SMILE proponent defends all-femtosecond procedure for low myopia
Dan Reinstein
LASIK is without a doubt an excellent procedure for correcting low myopia, and it cannot be claimed that small incision lenticule extraction (SMILE) differs significantly with respect to efficacy or safety, said Dan Z Reinstein MD, speaking at the Journal of Cataract and Refractive Surgery Symposium at the XXXIV Congress of the ESCRS in Copenhagen yesterday.

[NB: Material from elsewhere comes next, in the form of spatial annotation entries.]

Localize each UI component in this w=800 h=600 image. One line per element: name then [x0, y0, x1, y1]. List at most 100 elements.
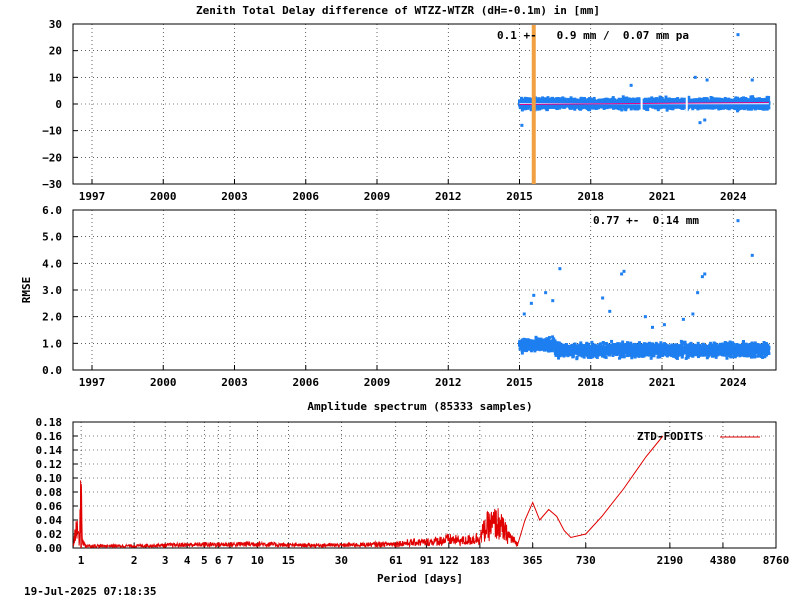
- ztd-point: [698, 121, 702, 125]
- ztd-xtick-label: 2012: [435, 190, 462, 203]
- ztd-point: [556, 97, 560, 101]
- ztd-xtick-label: 2006: [293, 190, 320, 203]
- rmse-point: [563, 344, 567, 348]
- ztd-ytick-label: −20: [42, 151, 62, 164]
- ztd-ytick-label: 10: [49, 71, 62, 84]
- rmse-ytick-label: 3.0: [42, 284, 62, 297]
- ztd-point: [711, 106, 715, 110]
- panel-ztd-difference: Zenith Total Delay difference of WTZZ-WT…: [42, 4, 777, 203]
- ztd-point: [536, 107, 540, 111]
- rmse-ytick-label: 2.0: [42, 311, 62, 324]
- ztd-point: [625, 96, 629, 100]
- ztd-xtick-label: 1997: [79, 190, 106, 203]
- rmse-point: [529, 349, 533, 353]
- rmse-point: [647, 341, 651, 345]
- ztd-point: [580, 97, 584, 101]
- ztd-point: [746, 106, 750, 110]
- ztd-point: [687, 95, 691, 99]
- rmse-point: [608, 352, 612, 356]
- ztd-xtick-label: 2000: [150, 190, 177, 203]
- rmse-xtick-label: 2006: [293, 376, 320, 389]
- ztd-point: [665, 108, 669, 112]
- rmse-point: [590, 355, 594, 359]
- ztd-point: [611, 96, 615, 100]
- chart-title-ztd: Zenith Total Delay difference of WTZZ-WT…: [196, 4, 600, 17]
- ztd-point: [766, 104, 770, 108]
- ztd-point: [660, 96, 664, 100]
- rmse-point: [555, 341, 559, 345]
- ztd-event-marker: [531, 25, 536, 184]
- rmse-point: [534, 335, 538, 339]
- rmse-point: [634, 343, 638, 347]
- ztd-point: [700, 106, 704, 110]
- ztd-point: [664, 95, 668, 99]
- ztd-point: [705, 78, 709, 82]
- ztd-point: [659, 106, 663, 110]
- rmse-point: [629, 342, 633, 346]
- rmse-point: [537, 337, 541, 341]
- rmse-point: [525, 348, 529, 352]
- rmse-point: [559, 343, 563, 347]
- rmse-point: [626, 341, 630, 345]
- rmse-xtick-label: 2012: [435, 376, 462, 389]
- ztd-point: [736, 109, 740, 113]
- ztd-point: [561, 96, 565, 100]
- rmse-xtick-label: 2018: [578, 376, 605, 389]
- rmse-point: [618, 342, 622, 346]
- rmse-point: [575, 355, 579, 359]
- rmse-point: [602, 342, 606, 346]
- rmse-point: [630, 353, 634, 357]
- rmse-point: [595, 355, 599, 359]
- ztd-point: [647, 97, 651, 101]
- rmse-ytick-label: 1.0: [42, 337, 62, 350]
- rmse-point: [610, 339, 614, 343]
- ztd-xtick-label: 2003: [221, 190, 248, 203]
- ztd-point: [618, 106, 622, 110]
- ztd-ytick-label: −30: [42, 178, 62, 191]
- ztd-data-gap: [685, 93, 688, 115]
- ztd-xtick-label: 2018: [578, 190, 605, 203]
- ztd-ytick-label: 20: [49, 45, 62, 58]
- ztd-xtick-label: 2024: [720, 190, 747, 203]
- ztd-point: [715, 97, 719, 101]
- rmse-point: [627, 343, 631, 347]
- rmse-point: [558, 354, 562, 358]
- rmse-xtick-label: 2009: [364, 376, 391, 389]
- ztd-point: [555, 106, 559, 110]
- ztd-point: [767, 95, 771, 99]
- rmse-xtick-label: 2021: [649, 376, 676, 389]
- ztd-ytick-label: 0: [55, 98, 62, 111]
- ztd-point: [545, 108, 549, 112]
- annotation-ztd: 0.1 +- 0.9 mm / 0.07 mm pa: [497, 29, 689, 42]
- ztd-point: [758, 106, 762, 110]
- rmse-point: [601, 344, 605, 348]
- ztd-point: [676, 97, 680, 101]
- ztd-point: [613, 98, 617, 102]
- rmse-point: [597, 352, 601, 356]
- rmse-point: [545, 337, 549, 341]
- ztd-point: [629, 83, 633, 87]
- ztd-point: [529, 108, 533, 112]
- ztd-point: [734, 96, 738, 100]
- ztd-xtick-label: 2021: [649, 190, 676, 203]
- rmse-point: [550, 349, 554, 353]
- ztd-point: [753, 107, 757, 111]
- ztd-point: [573, 107, 577, 111]
- ztd-point: [750, 78, 754, 82]
- ztd-point: [620, 97, 624, 101]
- rmse-point: [619, 344, 623, 348]
- ztd-point: [592, 96, 596, 100]
- rmse-point: [558, 344, 562, 348]
- ztd-point: [628, 98, 632, 102]
- ztd-point: [691, 107, 695, 111]
- rmse-point: [587, 343, 591, 347]
- rmse-point: [611, 353, 615, 357]
- rmse-point: [590, 345, 594, 349]
- rmse-point: [576, 345, 580, 349]
- ztd-point: [710, 96, 714, 100]
- rmse-xtick-label: 2015: [506, 376, 533, 389]
- rmse-point: [630, 356, 634, 360]
- rmse-ytick-label: 5.0: [42, 231, 62, 244]
- ztd-point: [520, 123, 524, 127]
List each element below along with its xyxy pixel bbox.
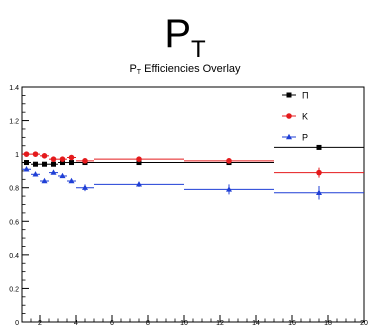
main-title-subscript: T [191,36,206,63]
main-title: PT [0,12,370,62]
legend: Π K P [282,91,309,143]
x-tick-label: 12 [216,320,224,325]
y-tick-label: 0.6 [9,219,19,226]
x-tick-label: 2 [38,320,42,325]
data-series [22,144,364,200]
x-tick-label: 6 [110,320,114,325]
data-point [50,169,57,175]
legend-label: K [302,112,308,122]
data-point [69,160,74,166]
data-point [41,177,48,184]
data-point [82,158,88,164]
data-point [24,160,29,166]
plot-title-text: P [129,63,137,75]
data-point [226,158,232,164]
x-tick-label: 10 [180,320,188,325]
legend-label: Π [302,91,309,101]
y-tick-label: 0.8 [9,186,19,193]
x-tick-label: 8 [146,320,150,325]
data-point [60,160,65,166]
legend-marker [286,113,292,119]
x-tick-label: 16 [288,320,296,325]
y-tick-label: 0.4 [9,253,19,260]
data-point [136,160,142,166]
data-point [136,156,142,162]
data-point [68,154,75,161]
data-point [51,161,56,167]
y-tick-label: 0.2 [9,286,19,293]
x-tick-label: 4 [74,320,78,325]
plot-frame [21,86,365,323]
data-point [32,171,39,177]
data-point [32,151,39,157]
data-point [316,144,322,150]
data-point [50,156,57,162]
data-point [23,166,30,172]
x-tick-label: 14 [252,320,260,325]
y-tick-label: 0 [15,320,19,325]
data-point [59,156,66,162]
plot-title: PT Efficiencies Overlay [0,63,370,76]
data-point [136,181,142,187]
data-point [59,172,66,179]
data-point [68,177,75,184]
main-title-text: P [164,12,191,56]
series-3 [22,166,364,200]
data-point [316,169,322,176]
data-point [226,186,232,192]
series-2 [22,151,364,178]
legend-marker [286,92,292,98]
data-point [33,161,38,167]
y-tick-label: 1 [15,152,19,159]
axes: 0 0.2 0.4 0.6 0.8 1 1.2 1.4 2 4 6 8 10 12 14 16 18 20 [9,85,368,325]
x-tick-label: 18 [324,320,332,325]
legend-label: P [302,133,308,143]
data-point [82,184,88,190]
legend-marker [286,133,292,140]
data-point [41,153,48,159]
data-point [23,151,30,157]
plot-title-subscript: T [136,69,142,76]
data-point [42,161,47,167]
x-tick-label: 20 [360,320,368,325]
data-point [316,189,322,195]
series-1 [22,144,364,167]
y-tick-label: 1.4 [9,85,19,92]
plot-title-rest: Efficiencies Overlay [141,63,241,75]
y-tick-label: 1.2 [9,119,19,126]
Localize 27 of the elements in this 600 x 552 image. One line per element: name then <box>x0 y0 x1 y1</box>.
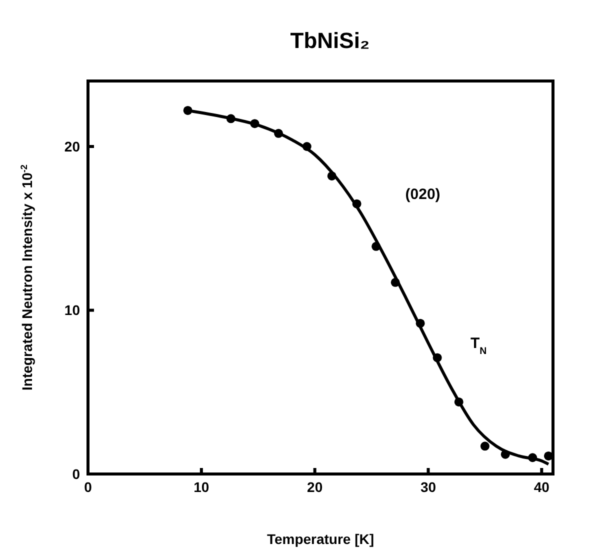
x-tick-label: 40 <box>534 478 550 495</box>
x-tick-label: 0 <box>84 478 92 495</box>
point <box>432 353 442 362</box>
point <box>454 397 464 406</box>
point <box>183 106 192 115</box>
annotation: (020) <box>405 186 440 203</box>
point <box>416 318 425 328</box>
point <box>480 442 490 451</box>
point <box>352 199 362 208</box>
x-tick-label: 20 <box>307 478 323 495</box>
point <box>390 278 400 287</box>
point <box>302 142 312 151</box>
x-tick-label: 30 <box>420 478 436 495</box>
y-tick-label: 10 <box>64 302 80 318</box>
point <box>372 242 381 251</box>
point <box>250 119 260 128</box>
point <box>274 128 284 138</box>
y-tick-label: 20 <box>64 138 80 154</box>
point <box>500 450 510 459</box>
point <box>226 114 236 124</box>
y-tick-label: 0 <box>72 466 80 482</box>
chart-title: TbNiSi₂ <box>289 27 371 55</box>
point <box>528 453 538 462</box>
point <box>327 171 336 180</box>
x-tick-label: 10 <box>194 478 210 495</box>
x-axis-title: Temperature [K] <box>266 531 374 547</box>
annotation: T$_{N}$ <box>470 335 487 357</box>
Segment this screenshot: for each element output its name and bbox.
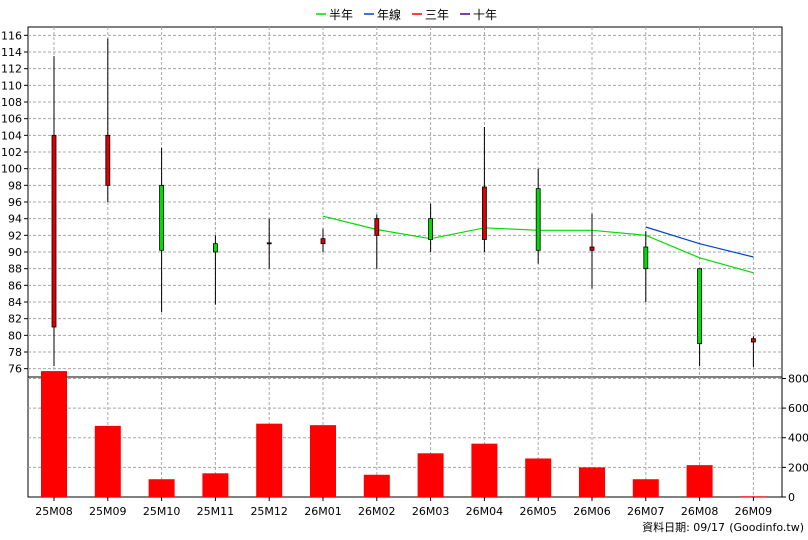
volume-panel-frame bbox=[27, 376, 783, 498]
volume-bar bbox=[525, 458, 552, 497]
x-tick-label: 25M08 bbox=[35, 505, 73, 518]
volume-tick-label: 0 bbox=[788, 491, 795, 504]
candle-body bbox=[589, 246, 595, 251]
x-tick-label: 26M03 bbox=[412, 505, 450, 518]
volume-bar bbox=[148, 479, 175, 497]
candle bbox=[374, 214, 380, 269]
volume-panel: 0 200 400 600 800 bbox=[27, 371, 808, 504]
price-tick-label: 98 bbox=[8, 179, 22, 192]
candle bbox=[266, 218, 272, 269]
price-tick-label: 108 bbox=[1, 96, 22, 109]
volume-bar bbox=[310, 425, 336, 497]
volume-bar bbox=[94, 425, 121, 497]
price-tick-label: 110 bbox=[1, 79, 22, 92]
x-tick-label: 26M09 bbox=[735, 505, 773, 518]
volume-bar bbox=[202, 473, 229, 497]
price-tick-label: 78 bbox=[8, 346, 22, 359]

“But, I can tell you why SMILE is now my procedure of choice,” said
Dr Reinstein, London, UK, as he noted that SMILE avoids the flap-related complications of LASIK and the practical disadvantages associated with an excimer laser.
He said that when it comes to efficacy and safety, SMILE has “come of age”.
“The data for SMILE were not that good in earlier publications. Now, however, SMILE procedures are getting the same efficacy as LASIK and comparable safety,” he said.
Presenting his personal data from a series of more than 100 eyes treated for -1.00 to -3.50D myopia, Dr Reinstein reported that at 12 months post-op, uncorrected visual acuity was 20/20 in 96% of eyes, 91% of eyes had no change or gained lines of best corrected visual acuity (BCVA), and none lost two or more lines of BCVA.
He also presented data to refute a variety of “myths” surrounding SMILE which might raise concerns about delayed visual acuity recovery, a difficult learning curve, treatment centration accuracy, inability to treat high cylinder or to control for cyclotorsion, lack of custom ablation possibilities, and limited opportunity for retreatment.